At U-M’s Herbarium, Will Weaver is harnessing machine learning to transform historical specimen labels into searchable data — a breakthrough that’s changing how we preserve and share the past for the future.


A herbarium specimen offers so much more information beyond that of a pressed plant. Each specimen also includes a label, often with decades-old handwriting, describing where it was collected, when, and by whom, and occasionally a few extra historical details. That label is a treasure trove of scientific information, but turning it into searchable data is painstaking, time-consuming work.

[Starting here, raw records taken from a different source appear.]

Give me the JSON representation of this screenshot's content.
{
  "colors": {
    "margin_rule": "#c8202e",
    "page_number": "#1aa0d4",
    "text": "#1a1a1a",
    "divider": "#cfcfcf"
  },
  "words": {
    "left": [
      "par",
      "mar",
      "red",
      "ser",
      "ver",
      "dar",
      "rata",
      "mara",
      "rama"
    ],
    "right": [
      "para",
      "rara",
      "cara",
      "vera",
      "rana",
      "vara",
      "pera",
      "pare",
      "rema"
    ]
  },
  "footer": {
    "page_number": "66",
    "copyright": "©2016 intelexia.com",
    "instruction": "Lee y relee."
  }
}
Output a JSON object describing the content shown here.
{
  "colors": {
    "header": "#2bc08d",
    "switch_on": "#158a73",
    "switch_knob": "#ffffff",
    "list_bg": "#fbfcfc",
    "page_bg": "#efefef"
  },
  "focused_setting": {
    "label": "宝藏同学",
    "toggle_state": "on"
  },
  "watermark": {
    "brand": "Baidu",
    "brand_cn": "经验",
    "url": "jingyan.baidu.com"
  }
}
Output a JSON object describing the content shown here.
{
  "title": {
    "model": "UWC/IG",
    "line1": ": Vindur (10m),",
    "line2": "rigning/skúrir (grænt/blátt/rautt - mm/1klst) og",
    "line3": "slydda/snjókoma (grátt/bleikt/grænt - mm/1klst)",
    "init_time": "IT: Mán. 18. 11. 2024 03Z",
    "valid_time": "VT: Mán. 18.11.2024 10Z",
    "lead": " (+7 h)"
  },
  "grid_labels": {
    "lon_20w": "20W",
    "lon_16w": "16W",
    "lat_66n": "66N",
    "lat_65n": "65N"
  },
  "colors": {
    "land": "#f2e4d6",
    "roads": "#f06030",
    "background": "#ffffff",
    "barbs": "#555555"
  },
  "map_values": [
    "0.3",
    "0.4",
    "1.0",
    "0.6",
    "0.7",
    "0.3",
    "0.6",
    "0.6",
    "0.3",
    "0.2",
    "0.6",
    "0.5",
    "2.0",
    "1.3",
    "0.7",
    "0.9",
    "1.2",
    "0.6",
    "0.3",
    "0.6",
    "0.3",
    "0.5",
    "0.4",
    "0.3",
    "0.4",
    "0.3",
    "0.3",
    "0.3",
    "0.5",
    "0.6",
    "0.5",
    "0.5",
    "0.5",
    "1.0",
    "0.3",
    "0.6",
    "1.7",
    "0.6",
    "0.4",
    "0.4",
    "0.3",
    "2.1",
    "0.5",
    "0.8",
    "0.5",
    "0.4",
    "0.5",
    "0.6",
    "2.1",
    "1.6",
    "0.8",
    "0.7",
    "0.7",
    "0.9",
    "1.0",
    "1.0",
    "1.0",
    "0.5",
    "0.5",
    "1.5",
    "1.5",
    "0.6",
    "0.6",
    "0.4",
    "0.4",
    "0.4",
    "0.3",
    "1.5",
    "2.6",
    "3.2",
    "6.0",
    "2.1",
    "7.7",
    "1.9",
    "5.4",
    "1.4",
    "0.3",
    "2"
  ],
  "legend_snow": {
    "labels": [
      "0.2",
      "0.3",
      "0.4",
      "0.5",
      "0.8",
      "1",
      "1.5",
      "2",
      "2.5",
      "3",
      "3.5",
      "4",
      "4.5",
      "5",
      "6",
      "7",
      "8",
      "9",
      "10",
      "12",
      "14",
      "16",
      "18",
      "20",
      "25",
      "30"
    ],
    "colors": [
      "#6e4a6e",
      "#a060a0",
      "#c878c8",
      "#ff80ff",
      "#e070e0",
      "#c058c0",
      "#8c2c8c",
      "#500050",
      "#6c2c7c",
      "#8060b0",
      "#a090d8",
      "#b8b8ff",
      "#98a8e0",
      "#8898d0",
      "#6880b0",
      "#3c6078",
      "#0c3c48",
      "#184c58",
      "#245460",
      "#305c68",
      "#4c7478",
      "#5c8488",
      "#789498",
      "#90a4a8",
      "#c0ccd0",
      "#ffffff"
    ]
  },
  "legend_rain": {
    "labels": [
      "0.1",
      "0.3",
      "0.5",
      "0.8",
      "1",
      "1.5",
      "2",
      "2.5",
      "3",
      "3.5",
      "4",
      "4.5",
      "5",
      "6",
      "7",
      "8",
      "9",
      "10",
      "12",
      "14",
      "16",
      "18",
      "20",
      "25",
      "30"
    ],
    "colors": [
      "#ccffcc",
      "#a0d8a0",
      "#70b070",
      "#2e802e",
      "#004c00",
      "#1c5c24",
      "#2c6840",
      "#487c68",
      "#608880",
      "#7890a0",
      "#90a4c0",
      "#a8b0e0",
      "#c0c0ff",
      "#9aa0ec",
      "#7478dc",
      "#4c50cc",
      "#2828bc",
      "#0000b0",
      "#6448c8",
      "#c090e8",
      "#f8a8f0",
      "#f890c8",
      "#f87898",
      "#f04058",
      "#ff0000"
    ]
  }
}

A Schmidt Sciences AI Postdoc with MIDAS (and affiliated with the Herbarium, SEAS, EES, and EEB), Will is helping change that with VoucherVision, a machine learning tool designed to read and transcribe specimen labels. Using large language models — the same type of AI technology behind ChatGPT — VoucherVision can quickly extract and organize label information into structured datasets.

So far, the accuracy of the datasets is quite high. “If the label is typed, the transcription is basically as accurate as a human,” says Will. “For handwritten labels, the quality depends on the handwriting, but the technology has improved significantly in the past couple of years.”

The payoff is big. VoucherVision boosts productivity by an estimated 25%, allowing staff to focus their time on challenging or historically important specimens. It can also scan existing image archives, unlocking information from tens of thousands of specimens that might otherwise have sat unexamined for years.

Beyond speed, AI offers a new kind of access to hidden knowledge. Many herbarium labels contain ethnobotanical details — such as how local communities used a plant — that were never transcribed in older digitization projects. Large language models can recognize and search for these details even if they’re described in varied ways, opening up new research possibilities.

The tool is transforming workflows. “It’s not about taking humans out of the loop,” Will explains. “It’s about augmenting our work — letting AI handle the repetitive parts so we can spend more time on the complex, interesting challenges.”

Currently, VoucherVision is used by more than 20 partner institutions, with plans to integrate it directly into common collections management software, like Specify at U-M’s Herbarium, for an even smoother process. In the future, Will hopes to run the tool on secure, locally hosted servers to protect sensitive data and reduce costs.

For now, it’s already helping rediscover forgotten collections and connect researchers with specimens that might otherwise remain hidden. “It’s like opening a time capsule,” Will says. “We’re finding stories in our collections that we didn’t even know were there.”